In the comic books Superman never seemed to have much of a personal
life. Out of the blue suit Clark Kent had about as much personality
as a bowl of oatmeal. Originally none of the DC superheroes seemed
to have much personal life of interest. That was the revolution
of Marvel comics. In the Marvel Universe even superheroes have complex
private lives and strong personal problems. THE INCREDIBLES is a
film mostly about the personal lives of superheroes. We have a family
of superheroes dealing with each other and deciding how they fit
into society.
Fifteen years ago Mr. Incredible, secretly Bob Parr (voice by
Craig T. Nelson), was a superhero at the top of his form. He spent
his day doing super-good-deeds. But too often he found his good
deed were getting him into legal problems. A superhero with a spandex
suit is no match for a lawyer with a lawsuit. Bob quits the hero
business and marries Helen, a.k.a. Elastigirl (Holly Hunter).
Together they go into something like the Witness Protection Program
to be incognito and to try to have some semblance of a normal life
even if they are very abnormal people. He becomes another frustrated
cog in a giant corporate machine. They have two super-children:
the aptly-named Dash (Spencer Fox), who runs like The Flash, and
Violet (Sarah Vowell), who can make herself invisible and who can
create impenetrable force fields, just what the Shrinking Violet
in her needs to avoid the world.
There is also the baby, but he is "normal," Helen insists. With
everyone in the family trying to be normal, Bob can talk superhero
only to his friend and confidant Lucius Best (Samuel L. Jackson),
formerly the superhero Frozone. Both would love to get back into
full-time action and still an occasional heroic feat with the help
of a police scanner. Then a mysterious offer from a secretive organization
might just give Bob a chance.
The script written and directed by Brad Bird tells a real story.

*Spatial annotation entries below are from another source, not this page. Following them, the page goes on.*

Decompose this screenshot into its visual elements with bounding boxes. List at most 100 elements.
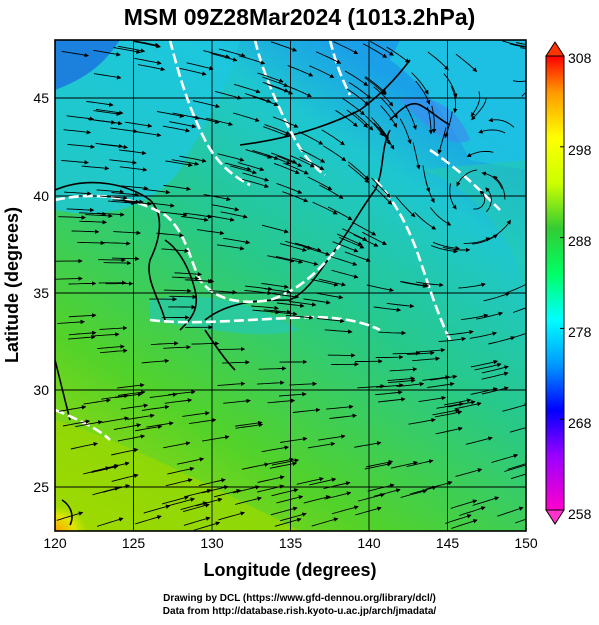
streamline: [470, 359, 499, 368]
streamline: [174, 272, 203, 277]
streamline: [93, 110, 121, 117]
streamline: [371, 117, 389, 140]
streamline: [483, 292, 511, 302]
streamline: [401, 281, 430, 288]
streamline: [332, 241, 359, 253]
streamline: [378, 330, 407, 336]
streamline: [68, 330, 97, 336]
streamline: [344, 251, 371, 262]
streamline: [102, 461, 130, 470]
streamline: [279, 512, 307, 522]
streamline: [157, 111, 185, 119]
streamline: [160, 211, 188, 217]
streamline: [119, 166, 148, 172]
streamline: [418, 395, 447, 403]
streamline: [287, 65, 314, 77]
streamline: [275, 255, 304, 264]
colorbar-tick-label: 298: [568, 142, 592, 158]
streamline: [422, 375, 450, 381]
streamline: [444, 398, 472, 406]
streamline: [165, 160, 193, 167]
streamline: [58, 405, 87, 412]
streamline: [509, 427, 526, 433]
streamline: [103, 260, 132, 266]
streamline: [192, 100, 221, 109]
streamline: [450, 499, 478, 509]
y-tick-label: 45: [33, 90, 49, 106]
streamline: [465, 436, 493, 445]
streamline: [214, 90, 242, 100]
streamline: [186, 62, 214, 71]
streamline: [182, 503, 210, 513]
streamline: [61, 160, 89, 165]
streamline: [68, 281, 97, 286]
streamline: [97, 344, 125, 350]
x-tick-label: 145: [436, 535, 460, 551]
streamline: [251, 305, 279, 311]
streamline: [81, 165, 110, 171]
streamline: [282, 191, 309, 203]
colorbar-tick-label: 308: [568, 50, 592, 66]
streamline: [392, 350, 421, 356]
streamline: [369, 41, 394, 56]
streamline: [241, 462, 270, 470]
streamline: [99, 325, 128, 331]
streamline: [324, 329, 353, 334]
streamline: [344, 70, 369, 87]
streamline: [233, 83, 261, 94]
streamline: [510, 473, 526, 480]
streamline: [258, 366, 287, 371]
streamline: [271, 458, 300, 466]
streamline: [459, 506, 486, 516]
streamline: [274, 517, 302, 527]
streamline: [270, 41, 298, 52]
x-tick-label: 150: [514, 535, 538, 551]
streamline: [113, 423, 142, 430]
streamline: [289, 381, 318, 387]
streamline: [425, 480, 453, 490]
streamline: [276, 302, 305, 308]
streamline: [217, 381, 246, 386]
streamline: [417, 347, 446, 353]
streamline: [245, 149, 273, 159]
streamline: [309, 477, 337, 486]
colorbar-tick-label: 278: [568, 324, 592, 340]
streamline: [379, 96, 398, 119]
streamline: [111, 473, 139, 482]
streamline: [230, 165, 258, 175]
streamline: [75, 420, 103, 428]
streamline: [147, 202, 175, 208]
streamline: [288, 301, 317, 307]
streamline: [333, 41, 359, 54]
streamline: [100, 143, 129, 150]
streamline: [436, 401, 464, 409]
streamline: [427, 381, 455, 388]
y-tick-label: 35: [33, 285, 49, 301]
streamline: [386, 302, 415, 309]
streamline: [261, 224, 289, 234]
streamline: [362, 43, 388, 58]
streamline: [101, 416, 130, 423]
streamline: [438, 336, 467, 343]
streamline: [168, 497, 196, 507]
streamline: [371, 177, 391, 199]
streamline: [296, 477, 324, 485]
streamline: [118, 390, 146, 396]
streamline: [361, 231, 387, 245]
streamline: [456, 169, 478, 187]
streamline: [181, 216, 209, 222]
streamline: [56, 511, 84, 521]
streamline: [338, 236, 365, 249]
streamline: [276, 155, 303, 167]
streamline: [414, 211, 437, 230]
streamline: [67, 143, 96, 149]
streamline: [116, 199, 144, 205]
colorbar-max-triangle: [545, 41, 565, 57]
streamline: [507, 463, 526, 470]
streamline: [276, 182, 303, 194]
streamline: [133, 41, 161, 49]
streamline: [307, 441, 336, 449]
streamline: [432, 241, 460, 251]
streamline: [303, 495, 331, 504]
streamline: [520, 47, 526, 50]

The Parr family goes through changes in this film. Essentially they
learn the value of synergy and teamwork. Michael Giacchino's score
is usually fun and when the action gets thick it lapses into a delicious
pastiche of John Barry's "James Bond" action music. Previously Pixar
seems to have been doing everything they could not to do human figures.
The tropical fish look very realistic, but they probably could not
fool a tropical fish. Pixar's few human characters just do not feel
human. This is the first film they have done in which major characters
are human. But still they are still exaggerated caricatures.
Pixar turns out one good film after another and each time they
manage to make a film that can be appreciated by just about all
ages. THE INCREDIBLES is subversive, heart-warming, and fun. I rate
it a low +2 on the -4 to +4 scale or 7/10.